Il risultato macroscopico lo vediamo oggi nelle vicende accadute dopo le ultime elezioni: un amalgama disarticolato di pensieri opposti che risponde al nome di PD, un governo in cui si sono assemblati amici, nemici e semplici conoscenti con nessuna idea e nessuna strategia per portare l’Italia fuori dalla crisi, l’antipolitica galoppante che combatte addirittura se stessa e Berlusconi ancora in sella a dettar legge al Paese che lui stesso ha condotto, con la complicità di tutti, ma proprio tutti, sul ciglio del burrone.

Oggi questo sentire comune di cui dicevo all’inizio non c’è più e ciò ci lascia spiazzati. È vero che il sentimento “contro” Berlusconi è ancora ben forte, anzi, si rafforza ancora di più, ma manca l’omogeneità della reazione, manca l’aggregazione degli oppositori che, invece di coalizzarsi contro il “nemico comune”, oggi combattono su più fronti, contro l’antico nemico ma anche contro i nuovi che, una volta, erano suoi alleati. È l’epoca del tutti contro tutti, 5 Stelle contro sinistra, Sel contro 5 Stelle, PD contro, soprattutto, se stesso. Il risultato è che Berlusconi è tornato al governo ma lo può far cadere quando vuole, andare alle elezioni e stravincere ancora una volta.

Come se ne esce? Credo che l’unica strada sia quella che porta fuori dagli steccati ideologici. Purtroppo o per fortuna le categorie politiche che conosciamo oggi non funzionano più. Intendiamoci: se parlo con uno di destra della storia d’Italia rischiamo di picchiarci dopo due minuti, ma se parlo con uno di destra, a patto che possieda una moralità, di quello che bisognerebbe fare per la mia città, le soluzioni si trovano e spesso sono concordanti. È forse giunto il momento di estrapolare la cultura politica dal progetto politico, di lasciare la discussione storica nel suo ambito e far partire la discussione programmatica sui problemi concreti.

Si dovrebbe partire dal piccolo, dalle città, approfittando di questo anno che separa gran parte delle amministrazioni locali dalle elezioni, per creare dei laboratori politici sperimentali e innovativi dove non si incontrino più i partiti per studiare coalizioni e strategie ma si ritrovino i cittadini per discutere di programmi e progetti, lasciando le tessere e le bandiere a casa. Sia la gente di buona volontà a tirare fuori l’Italia dal pantano, siano i politici esperti e cittadini volenterosi a creare la nuova politica. Non c’è rischio di inquinamento da parte dei soliti vecchi marpioni in cerca di riciclo: le persone pulite sanno riconoscersi tra loro, probabilmente dall’odore.

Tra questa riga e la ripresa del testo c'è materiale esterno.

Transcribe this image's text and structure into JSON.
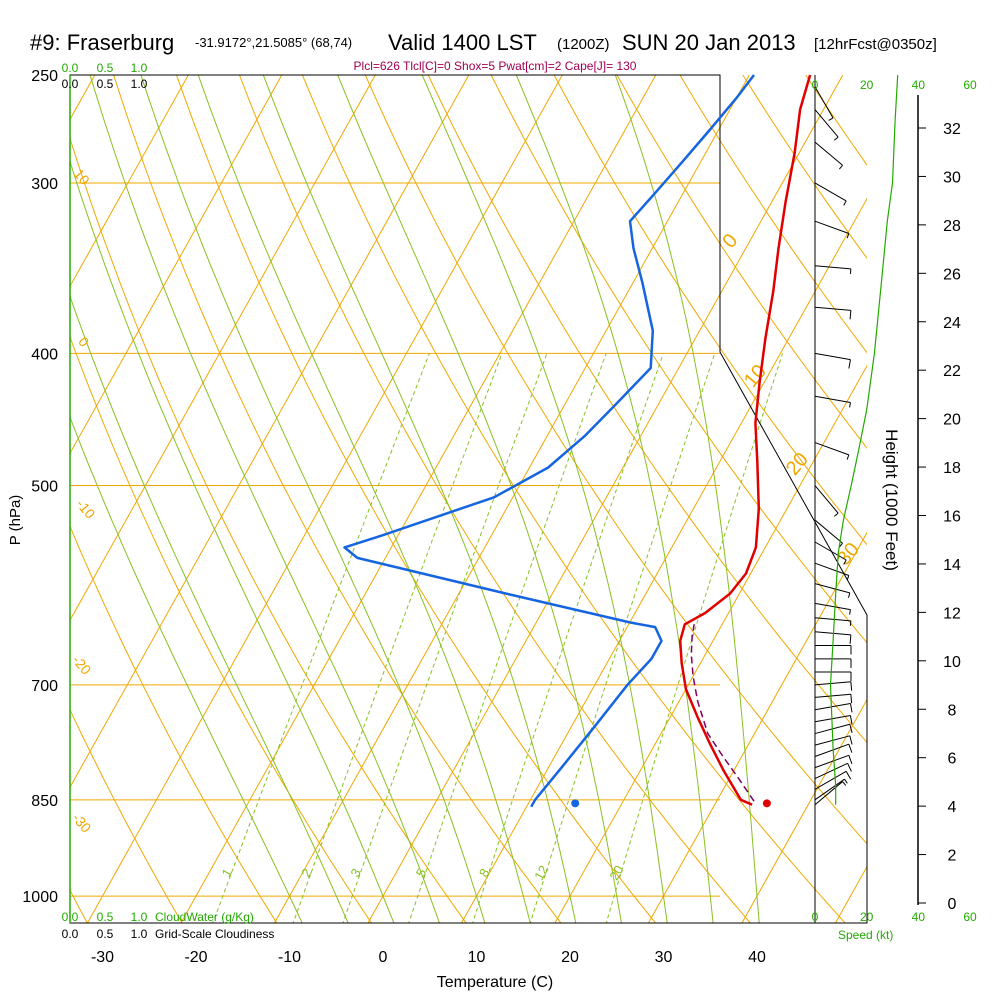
{
  "header": {
    "station": "#9: Fraserburg",
    "coords": "-31.9172°,21.5085° (68,74)",
    "valid": "Valid 1400 LST",
    "zulu": "(1200Z)",
    "date": "SUN 20 Jan 2013",
    "forecast": "[12hrFcst@0350z]",
    "params": "Plcl=626 Tlcl[C]=0 Shox=5 Pwat[cm]=2 Cape[J]= 130"
  },
  "legend": {
    "cloudwater_label": "CloudWater (g/Kg)",
    "cloudiness_label": "Grid-Scale Cloudiness",
    "speed_label": "Speed (kt)",
    "cloud_ticks": [
      "0.0",
      "0.5",
      "1.0"
    ],
    "speed_ticks": [
      "0",
      "20",
      "40",
      "60"
    ]
  },
  "colors": {
    "temperature": "#e00000",
    "dewpoint": "#1565e0",
    "parcel": "#800060",
    "isotherm": "#f0a800",
    "dry_adiabat": "#f0a800",
    "moist_adiabat": "#88c020",
    "mixing_ratio": "#88c020",
    "green_text": "#22aa00",
    "params_text": "#a00050"
  },
  "chart_data": {
    "type": "line",
    "title": "#9: Fraserburg Valid 1400 LST (1200Z) SUN 20 Jan 2013",
    "xlabel": "Temperature (C)",
    "ylabel": "P (hPa)",
    "y2label": "Height (1000 Feet)",
    "x_ticks": [
      "-30",
      "-20",
      "-10",
      "0",
      "10",
      "20",
      "30",
      "40"
    ],
    "y_ticks": [
      "250",
      "300",
      "400",
      "500",
      "700",
      "850",
      "1000"
    ],
    "height_ticks": [
      "0",
      "2",
      "4",
      "6",
      "8",
      "10",
      "12",
      "14",
      "16",
      "18",
      "20",
      "22",
      "24",
      "26",
      "28",
      "30",
      "32"
    ],
    "isotherm_labels": [
      "0",
      "10",
      "20",
      "30"
    ],
    "dry_adiabat_labels": [
      "10",
      "0",
      "-10",
      "-20",
      "-30"
    ],
    "mixing_ratio_labels": [
      "1",
      "2",
      "3",
      "5",
      "8",
      "12",
      "20"
    ],
    "series": [
      {
        "name": "temperature",
        "points": [
          [
            34,
            857
          ],
          [
            32.5,
            850
          ],
          [
            29,
            810
          ],
          [
            26,
            775
          ],
          [
            23,
            740
          ],
          [
            20,
            705
          ],
          [
            18,
            675
          ],
          [
            16.5,
            650
          ],
          [
            16,
            632
          ],
          [
            17.5,
            620
          ],
          [
            19,
            600
          ],
          [
            19.5,
            580
          ],
          [
            19,
            555
          ],
          [
            17,
            520
          ],
          [
            14,
            480
          ],
          [
            11.5,
            450
          ],
          [
            9.5,
            420
          ],
          [
            7.5,
            390
          ],
          [
            5.5,
            360
          ],
          [
            3.5,
            335
          ],
          [
            1.5,
            310
          ],
          [
            -0.5,
            285
          ],
          [
            -2.5,
            265
          ],
          [
            -3.5,
            250
          ]
        ]
      },
      {
        "name": "dewpoint",
        "points": [
          [
            10.5,
            860
          ],
          [
            10.5,
            850
          ],
          [
            11.5,
            800
          ],
          [
            12.5,
            750
          ],
          [
            13.5,
            700
          ],
          [
            14.5,
            670
          ],
          [
            14.5,
            650
          ],
          [
            13,
            635
          ],
          [
            10,
            630
          ],
          [
            -5,
            600
          ],
          [
            -10,
            590
          ],
          [
            -23,
            565
          ],
          [
            -25,
            555
          ],
          [
            -22,
            545
          ],
          [
            -12,
            510
          ],
          [
            -8,
            485
          ],
          [
            -6,
            460
          ],
          [
            -4.5,
            435
          ],
          [
            -3,
            410
          ],
          [
            -5,
            385
          ],
          [
            -9,
            355
          ],
          [
            -12,
            335
          ],
          [
            -14,
            320
          ],
          [
            -13,
            305
          ],
          [
            -12,
            290
          ],
          [
            -11,
            275
          ],
          [
            -10,
            260
          ],
          [
            -9.5,
            250
          ]
        ]
      },
      {
        "name": "parcel",
        "points": [
          [
            34,
            852
          ],
          [
            31,
            820
          ],
          [
            28,
            790
          ],
          [
            25,
            760
          ],
          [
            22,
            720
          ],
          [
            20,
            690
          ],
          [
            18.5,
            665
          ],
          [
            17.5,
            645
          ],
          [
            17,
            632
          ]
        ]
      }
    ],
    "surface_temperature": [
      35.5,
      855
    ],
    "surface_dewpoint": [
      15,
      855
    ],
    "wind_barbs": [
      {
        "p": 857,
        "dir": 310,
        "spd": 8
      },
      {
        "p": 850,
        "dir": 305,
        "spd": 9
      },
      {
        "p": 835,
        "dir": 300,
        "spd": 10
      },
      {
        "p": 820,
        "dir": 295,
        "spd": 10
      },
      {
        "p": 805,
        "dir": 290,
        "spd": 10
      },
      {
        "p": 790,
        "dir": 290,
        "spd": 11
      },
      {
        "p": 775,
        "dir": 285,
        "spd": 11
      },
      {
        "p": 760,
        "dir": 285,
        "spd": 11
      },
      {
        "p": 745,
        "dir": 280,
        "spd": 11
      },
      {
        "p": 730,
        "dir": 280,
        "spd": 11
      },
      {
        "p": 715,
        "dir": 275,
        "spd": 10
      },
      {
        "p": 700,
        "dir": 275,
        "spd": 10
      },
      {
        "p": 685,
        "dir": 270,
        "spd": 10
      },
      {
        "p": 670,
        "dir": 270,
        "spd": 10
      },
      {
        "p": 655,
        "dir": 270,
        "spd": 10
      },
      {
        "p": 640,
        "dir": 265,
        "spd": 10
      },
      {
        "p": 625,
        "dir": 265,
        "spd": 9
      },
      {
        "p": 610,
        "dir": 260,
        "spd": 8
      },
      {
        "p": 590,
        "dir": 255,
        "spd": 7
      },
      {
        "p": 570,
        "dir": 250,
        "spd": 7
      },
      {
        "p": 550,
        "dir": 240,
        "spd": 7
      },
      {
        "p": 530,
        "dir": 230,
        "spd": 7
      },
      {
        "p": 500,
        "dir": 220,
        "spd": 7
      },
      {
        "p": 465,
        "dir": 250,
        "spd": 8
      },
      {
        "p": 430,
        "dir": 260,
        "spd": 9
      },
      {
        "p": 400,
        "dir": 260,
        "spd": 10
      },
      {
        "p": 370,
        "dir": 265,
        "spd": 10
      },
      {
        "p": 345,
        "dir": 265,
        "spd": 9
      },
      {
        "p": 320,
        "dir": 250,
        "spd": 9
      },
      {
        "p": 300,
        "dir": 240,
        "spd": 9
      },
      {
        "p": 280,
        "dir": 230,
        "spd": 9
      },
      {
        "p": 265,
        "dir": 220,
        "spd": 9
      },
      {
        "p": 255,
        "dir": 210,
        "spd": 8
      }
    ],
    "speed_profile": [
      [
        8,
        857
      ],
      [
        8,
        830
      ],
      [
        7,
        780
      ],
      [
        6,
        700
      ],
      [
        7,
        650
      ],
      [
        8,
        600
      ],
      [
        9,
        560
      ],
      [
        11,
        530
      ],
      [
        14,
        500
      ],
      [
        17,
        470
      ],
      [
        20,
        440
      ],
      [
        23,
        400
      ],
      [
        26,
        350
      ],
      [
        28,
        320
      ],
      [
        30,
        300
      ],
      [
        31,
        270
      ],
      [
        32,
        250
      ]
    ]
  }
}
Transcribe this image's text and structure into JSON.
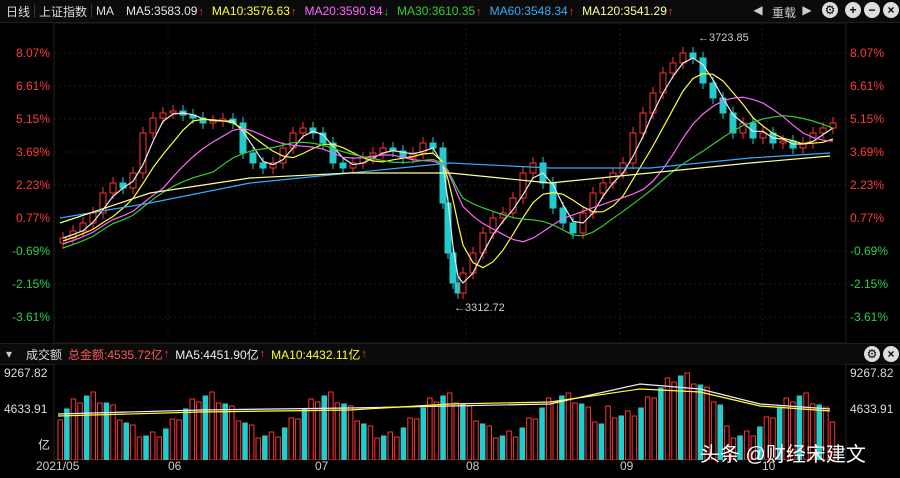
{
  "topbar": {
    "period": "日线",
    "index_name": "上证指数",
    "ma_label": "MA",
    "ma5": "MA5:3583.09",
    "ma10": "MA10:3576.63",
    "ma20": "MA20:3590.84",
    "ma30": "MA30:3610.35",
    "ma60": "MA60:3548.34",
    "ma120": "MA120:3541.29",
    "restore_label": "重载",
    "colors": {
      "ma5": "#e8e8e8",
      "ma10": "#ffff33",
      "ma20": "#ff66ff",
      "ma30": "#33cc33",
      "ma60": "#33aaff",
      "ma120": "#ffff99"
    }
  },
  "volume_bar": {
    "title": "成交额",
    "total": "总金额:4535.72亿",
    "ma5": "MA5:4451.90亿",
    "ma10": "MA10:4432.11亿"
  },
  "price_axis": {
    "left": [
      "8.07%",
      "6.61%",
      "5.15%",
      "3.69%",
      "2.23%",
      "0.77%",
      "-0.69%",
      "-2.15%",
      "-3.61%"
    ],
    "right": [
      "8.07%",
      "6.61%",
      "5.15%",
      "3.69%",
      "2.23%",
      "0.77%",
      "-0.69%",
      "-2.15%",
      "-3.61%"
    ]
  },
  "volume_axis": {
    "top": "9267.82",
    "mid": "4633.91",
    "unit": "亿"
  },
  "date_axis": [
    "2021/05",
    "06",
    "07",
    "08",
    "09",
    "10"
  ],
  "annotations": {
    "high": "←3723.85",
    "low": "←3312.72"
  },
  "watermark": "头条 @财经宋建文",
  "chart_data": {
    "type": "candlestick",
    "ylim_pct": [
      -3.61,
      8.07
    ],
    "y_ticks_pct": [
      8.07,
      6.61,
      5.15,
      3.69,
      2.23,
      0.77,
      -0.69,
      -2.15,
      -3.61
    ],
    "annotated_high": 3723.85,
    "annotated_low": 3312.72,
    "volume_ylim": [
      0,
      9267.82
    ]
  },
  "icons": [
    "arrow-left-icon",
    "arrow-right-icon",
    "plus-icon",
    "minus-icon",
    "close-icon",
    "settings-icon",
    "chevron-up-icon",
    "chevron-down-icon"
  ]
}
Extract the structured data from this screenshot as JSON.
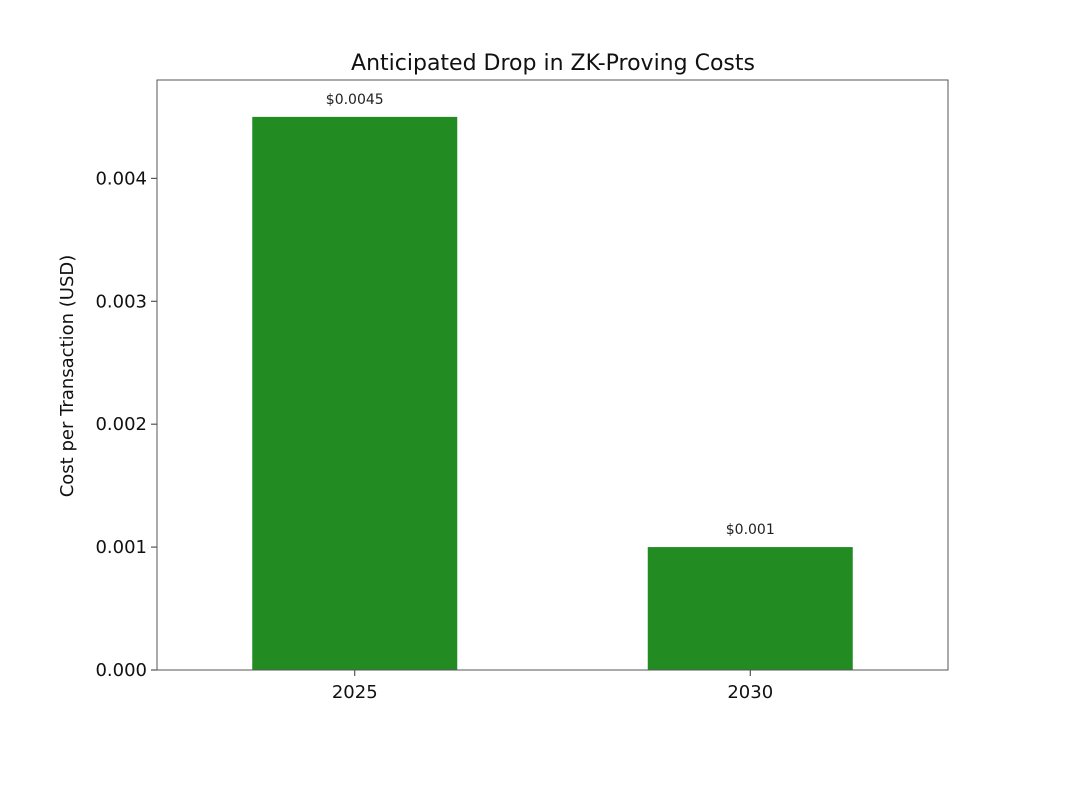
{
  "chart_data": {
    "type": "bar",
    "title": "Anticipated Drop in ZK-Proving Costs",
    "xlabel": "",
    "ylabel": "Cost per Transaction (USD)",
    "categories": [
      "2025",
      "2030"
    ],
    "values": [
      0.0045,
      0.001
    ],
    "data_labels": [
      "$0.0045",
      "$0.001"
    ],
    "ylim": [
      0,
      0.0048
    ],
    "yticks": [
      0,
      0.001,
      0.002,
      0.003,
      0.004
    ],
    "ytick_labels": [
      "0.000",
      "0.001",
      "0.002",
      "0.003",
      "0.004"
    ],
    "grid": false,
    "legend": "none",
    "bar_color": "#228B22"
  }
}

Io spero di vedere un bel movimento nella mia città, fatto di donne e uomini che hanno voglia di impegnarsi senza secondi fini, che inizino a parlare fra loro, a dire quello di cui c’è veramente necessità, accettando l’aiuto di chi ha più esperienza, rifiutando le etichette e i vecchi giochi di forza delle segreterie politiche. C’è un anno prima delle elezioni amministrative: ci si può provare. E se funziona si può portare tutto su scala nazionale.